De chute en chute, le destin tragique de Renée se décide. Rentrée d’une


promenade au bois de Boulogne avec Maxime, son beau-fils, Renée se retrouve
seule dans son appartement. Depuis sa fenêtre, elle regarde le parc Monceau. Les
« mélancolies » de la nature lui font voir et rappeler ses « tristesses » à elle :
« Renée, en face de ces mélancolies de l’automne, sentit toutes ses tristesses lui
remonter au cœur. » Il s’agit d’un face-à-face où le paysage désolé de l’automne fait
écho dans le chagrin de Renée. Suit alors un flash-back préparé par le mot
« remonter » qui nous permet de voir la contradiction de la vie présente de Renée
avec son enfance. Ce n’est pas sans raison que Renée se rappelle des « parties de
raquette » avec sa sœur Christine.
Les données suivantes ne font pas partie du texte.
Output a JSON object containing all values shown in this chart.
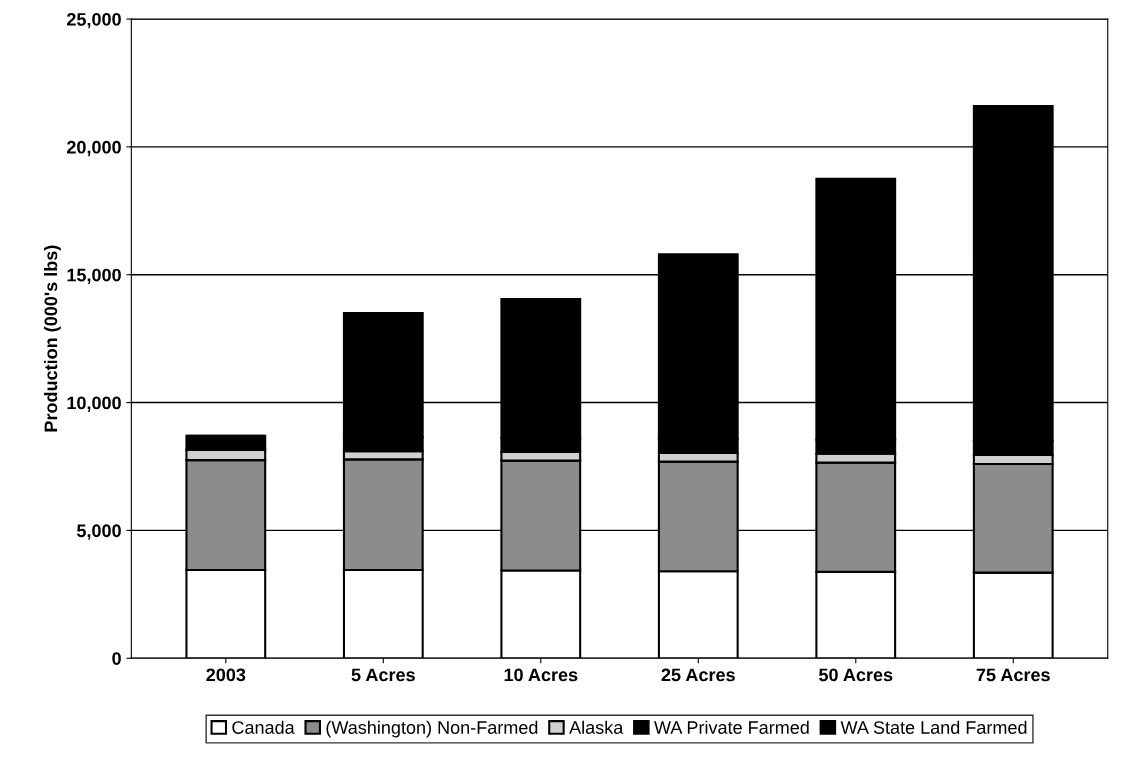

Elle est dans la maison de son « père » : « Dans
cet hôtel silencieux. » Le silence est synonyme de calme, de réserve et de sobriété.
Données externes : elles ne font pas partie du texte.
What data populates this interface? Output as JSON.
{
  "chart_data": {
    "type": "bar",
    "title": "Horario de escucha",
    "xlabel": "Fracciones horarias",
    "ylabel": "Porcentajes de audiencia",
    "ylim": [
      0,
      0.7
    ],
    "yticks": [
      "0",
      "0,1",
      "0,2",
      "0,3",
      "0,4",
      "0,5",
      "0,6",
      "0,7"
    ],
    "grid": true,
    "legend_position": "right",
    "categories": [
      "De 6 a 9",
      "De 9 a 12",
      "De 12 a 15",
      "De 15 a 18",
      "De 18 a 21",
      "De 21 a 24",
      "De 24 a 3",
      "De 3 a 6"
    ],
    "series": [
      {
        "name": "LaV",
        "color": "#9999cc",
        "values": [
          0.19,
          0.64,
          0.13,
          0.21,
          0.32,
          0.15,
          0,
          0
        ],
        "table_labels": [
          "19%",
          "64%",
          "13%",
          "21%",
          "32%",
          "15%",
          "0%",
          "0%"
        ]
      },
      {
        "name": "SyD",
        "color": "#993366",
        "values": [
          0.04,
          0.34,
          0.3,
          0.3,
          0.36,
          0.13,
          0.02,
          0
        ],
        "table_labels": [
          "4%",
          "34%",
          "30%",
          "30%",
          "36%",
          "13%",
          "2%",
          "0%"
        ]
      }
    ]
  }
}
« Puis elle songea au coup de baguette de son mariage… ». Avec cette phrase le
narrateur nous introduit dans le deuxième tableau de la vie antérieure de Renée.
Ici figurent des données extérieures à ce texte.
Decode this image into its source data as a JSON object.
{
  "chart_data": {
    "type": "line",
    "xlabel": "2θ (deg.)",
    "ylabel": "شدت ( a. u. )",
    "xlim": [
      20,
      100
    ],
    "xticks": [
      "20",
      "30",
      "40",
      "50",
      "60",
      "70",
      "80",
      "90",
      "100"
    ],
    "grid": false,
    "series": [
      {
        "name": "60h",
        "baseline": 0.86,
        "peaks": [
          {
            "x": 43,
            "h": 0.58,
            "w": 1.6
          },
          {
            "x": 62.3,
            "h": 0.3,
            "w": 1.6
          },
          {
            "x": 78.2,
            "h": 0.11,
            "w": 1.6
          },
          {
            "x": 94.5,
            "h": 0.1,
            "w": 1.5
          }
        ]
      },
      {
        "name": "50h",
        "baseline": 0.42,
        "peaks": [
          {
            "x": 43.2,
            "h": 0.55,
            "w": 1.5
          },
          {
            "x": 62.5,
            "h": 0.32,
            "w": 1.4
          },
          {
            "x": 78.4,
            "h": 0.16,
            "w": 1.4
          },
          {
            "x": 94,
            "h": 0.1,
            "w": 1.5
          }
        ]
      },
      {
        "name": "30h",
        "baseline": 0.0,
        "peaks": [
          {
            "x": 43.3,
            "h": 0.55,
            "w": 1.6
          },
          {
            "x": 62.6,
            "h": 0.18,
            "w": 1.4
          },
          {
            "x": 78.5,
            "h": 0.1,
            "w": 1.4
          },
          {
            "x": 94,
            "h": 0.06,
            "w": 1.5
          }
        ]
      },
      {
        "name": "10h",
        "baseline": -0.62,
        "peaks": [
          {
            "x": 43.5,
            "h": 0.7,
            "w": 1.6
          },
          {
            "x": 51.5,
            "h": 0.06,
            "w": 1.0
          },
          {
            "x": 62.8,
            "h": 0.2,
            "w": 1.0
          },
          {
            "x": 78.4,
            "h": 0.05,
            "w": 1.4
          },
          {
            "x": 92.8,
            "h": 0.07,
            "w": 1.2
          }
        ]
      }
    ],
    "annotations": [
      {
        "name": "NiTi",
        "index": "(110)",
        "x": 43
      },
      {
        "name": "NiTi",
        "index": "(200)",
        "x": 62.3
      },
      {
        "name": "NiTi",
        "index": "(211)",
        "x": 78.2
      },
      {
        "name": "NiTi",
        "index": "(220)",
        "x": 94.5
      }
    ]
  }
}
L’expression « coup de baguette » est une ironie amère. Car le changement opéré
dans la vie de Renée n’a rien de magique, de miraculeux, d’extraordinaire. Au
contraire, il est violent, inattendu, brutal. C’est un moment de basculement. C’est une
chute. Avec ce changement, Renée sort d’une certaine manière du paradis de son
enfance ; elle tombe. Une chute qui va entraîner d’autres chutes. Il s’agit de son
mariage avec Saccard : « ce veuf qui s’était vendu pour l’épouser, et qui avait troqué
son nom de Rougon contre ce nom de Saccard, dont les deux syllabes sèches
avaient sonné à ses oreilles, les premières fois, avec la brutalité de deux râteaux
ramassant de l’or ». On apprend dans ce passage des choses sur Saccard : qu’il
était veuf, qu’il a changé son nom et qu’il s’était vendu pour l’épouser. Le portrait que
le narrateur nous brosse de ce personnage à travers le souvenir de Renée est
totalement péjoratif. L’expression « s’est vendu » laisse deviner entièrement la
nature cynique, marchande, sans scrupule de Saccard. Le changement de nom
correspond à une fausse identité. Paradoxalement ce faux-nom révèle mieux la sa
nature. On en prend conscience à travers la sensation que ce nom produisit dans les
oreilles de Renée « ce nom de Saccard, dont les deux syllabes sèches avaient
sonné à ses oreilles, les premières fois, avec la brutalité de deux râteaux ramassant
l’or ». « sèches » et « râteaux » d’une part ; « sonné » et « or » d’autre part
appartiennent respectivement aux mêmes champs sémantiques. Le premier se
réfère à ce qui est mort, insensible, à ce qui coupe ; le second à ce qui brille, fait du
bruit (les pièces d’or brillent et sonnent ; la fortune fait du bruit). La violence subie par
Renée est dite dans des mots explicites : « il la prenait », « il la jetait ». On comprend
à travers ces deux actions que l’énergie de Saccard est plus grande, plus forte,
brutale par rapport à celle de Renée. Renée, avec sa « pauvre tête ». Elle n’était pas
préparée à ce monde dans lequel elle a été jetée. Monde de la spéculation, de
l’ « outrance » alors que sa vie d’enfant était silencieuse, sobre, mesurée, ordonnée.

Entre les deux tableaux, celui de l’enfance et celui d’après le mariage avec
Saccard, le contraste est flagrant. Après ce mariage, Renée se sent « salie ». Cette
sensation est liée à l’éducation qu’elle reçue chez les Religieuses et dans sa famille
paternelle : « depuis deux siècles les Béraud du Châtel mettaient leur gravité noire
de magistrats. » Les mots « salie », « honte », « châtiment » ont une connotation
religieuse. Ils évoquent l’imaginaire du péché et de la chute dont nous avons parlé
plus haut. D’où le besoin de se repentir, de revenir au monde d’avant la souillure :
« elle promit à la nuit noire de s’amender, de ne plus tant dépenser pour sa toilette,
de chercher quelque jeu innocent qui pût la distraire, comme aux jours heureux du
pensionnat ».
À travers ce portrait de Renée, nous comprenons la solitude et la tristesse de ce
personnage dans La Curée. En effet, sa vie est construite sur une double
contradiction. Une contradiction intérieure et une contradiction avec le milieu de son
époux. Deux contradictions qui vont définir son destin tragique dans le roman, mais
qu’on peut déjà pressentir à travers ce texte.